By Eleanor Lamb
[Full article originally appeared in MeriTalk. Read here for full article and more coverage on FITARA.]
Application of the Federal Information Technology Acquisition Reform Act (FITARA) has reached an important juncture, according to a recent report from the Censeo Consulting Group.
Censeo worked with Cyrrus Analytics and Hettinger Strategy Group to create the report, titled “FITARA at a Crossroads.” Enacted 18 months ago, FITARA involves a scorecard that grades Federal agencies on their IT acquisition processes. The scorecard contains fields on Data Center Consolidation, Risk Transparency, IT Portfolio Review, and Incremental Development. Censeo’s report said that the FITARA scorecard is starting to diverge from the goals the Office of Management and Budget (OMB) had in mind during the act’s inception.
“The government is better off with a more standard and detailed approach to FITARA implementation, one that applies consistency throughout agencies and provides government with the IT governance attributes that increasingly complex IT deployments now require,” the report states. “The next few months are critical in shaping the future of FITARA.”
Censeo, Cyrrus, and the Hettinger Group offer 10 recommendations on how Federal agencies can shape FITARA for the better and “match the legislation’s original intent of empowering CIOs and rationalizing IT spending.”
The following is a summarization of the 10 recommendations:
- The House Committee on Oversight and Government Reform (HOGR), the Government Accountability Office (GAO), and OMB need to communicate more to align their oversight focus. Unless these entities connect and find a common understanding, OMB and Federal agencies will continue using self-tally assessments while HOGR and GAO will continue using limited data sets to push accountability.
- Clarify FITARA roles of OMB, the CIO Council, GAO, and HOGR, and empower the FITARA Coordinator role. The FITARA Coordinator, on behalf of OMB, would enforce FITARA standards across agencies. The CIO Council would facilitate inter-agency FITARA collaboration. GAO would continue to audit the government’s ability to meet legislative requirements. HOGR would continue to provide congressional oversight.
- Collectively rebuild the scorecard through data sharing between OMB and GAO. If GAO could access OMB’s agency data, which is more detailed than the information stored by any other entity, they would be able to make more accurate assessments.
- Create a formal FITARA Working Council comprised of agency FITARA leaders who would report to the CIO Council. This will allow all CFO Act agencies to share policies, progress, and data so that 24 agencies are not complying with FITARA in 24 different ways.

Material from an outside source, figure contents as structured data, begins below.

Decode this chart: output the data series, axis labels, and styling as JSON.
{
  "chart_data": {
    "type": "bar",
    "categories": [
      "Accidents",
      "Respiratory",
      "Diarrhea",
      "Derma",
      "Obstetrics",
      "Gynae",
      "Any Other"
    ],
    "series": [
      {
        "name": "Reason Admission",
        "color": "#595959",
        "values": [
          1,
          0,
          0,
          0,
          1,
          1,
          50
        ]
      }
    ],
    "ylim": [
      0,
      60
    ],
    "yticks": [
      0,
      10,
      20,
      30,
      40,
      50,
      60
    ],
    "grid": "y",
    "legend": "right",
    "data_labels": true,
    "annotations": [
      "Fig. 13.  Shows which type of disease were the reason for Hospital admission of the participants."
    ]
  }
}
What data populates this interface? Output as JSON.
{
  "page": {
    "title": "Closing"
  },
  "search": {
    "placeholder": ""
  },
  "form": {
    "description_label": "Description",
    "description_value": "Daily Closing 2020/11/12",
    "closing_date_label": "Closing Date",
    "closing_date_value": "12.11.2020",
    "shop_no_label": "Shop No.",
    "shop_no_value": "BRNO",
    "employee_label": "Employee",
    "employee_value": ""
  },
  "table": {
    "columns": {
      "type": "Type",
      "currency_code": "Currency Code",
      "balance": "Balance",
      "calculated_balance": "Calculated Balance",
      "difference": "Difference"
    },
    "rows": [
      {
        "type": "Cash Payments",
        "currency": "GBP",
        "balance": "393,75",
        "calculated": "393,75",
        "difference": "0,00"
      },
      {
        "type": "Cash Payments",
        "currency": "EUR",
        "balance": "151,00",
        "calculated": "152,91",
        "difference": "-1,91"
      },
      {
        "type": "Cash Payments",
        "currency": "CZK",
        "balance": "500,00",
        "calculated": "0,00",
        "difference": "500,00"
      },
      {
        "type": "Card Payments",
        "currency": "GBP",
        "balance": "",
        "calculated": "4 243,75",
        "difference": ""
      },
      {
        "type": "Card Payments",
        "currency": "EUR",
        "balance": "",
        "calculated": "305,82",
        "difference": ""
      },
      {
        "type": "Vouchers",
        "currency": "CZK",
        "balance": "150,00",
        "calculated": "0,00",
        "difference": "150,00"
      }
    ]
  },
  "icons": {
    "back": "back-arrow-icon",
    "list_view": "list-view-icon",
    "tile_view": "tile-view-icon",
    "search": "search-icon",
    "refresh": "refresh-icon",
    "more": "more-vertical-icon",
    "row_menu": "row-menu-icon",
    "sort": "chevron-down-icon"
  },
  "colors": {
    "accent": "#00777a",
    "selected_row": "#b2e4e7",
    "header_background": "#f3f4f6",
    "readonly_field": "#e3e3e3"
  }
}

- Hold agency leaders, not just CIOs, responsible for FITARA implementation. Involving more than one leader will “drive home FITARA faster.”
- Reassess the scorecard methodology. Factor progress into scores to provide incentive for better future performances. Introduce customized target goals for agencies so they can work to a specific, achievable point. Remove forced grading curves.
- Revamp current scorecard metrics to incentivize better outcomes. Grading criteria should be geared toward agency-specific issues in the Data Center Consolidation field. For the other three criteria, OMB and GAO “should determine if it makes sense to keep them or to scrap them altogether and create new ones.”
- Expand the scorecard to capture new metrics and provide incentive for new behaviors. The grading criteria need to reflect new fields and provide incentive for future FITARA behaviors. The report says the current scorecard does not measure enough areas, comparing it to a referee determining the winner of a basketball game solely based on the teams’ free throw accuracy.
- Encourage OMB to take a more prescriptive role in the FITARA implementation process. A detailed road map to reach FITARA requirements will allow agencies to work together and create a more easily auditable scorecard.
- Enhance transparency by implementing a universal IT cost taxonomy. This will make it easier to compare and contrast costs per agency. This is a “longer-term aspirational requirement.”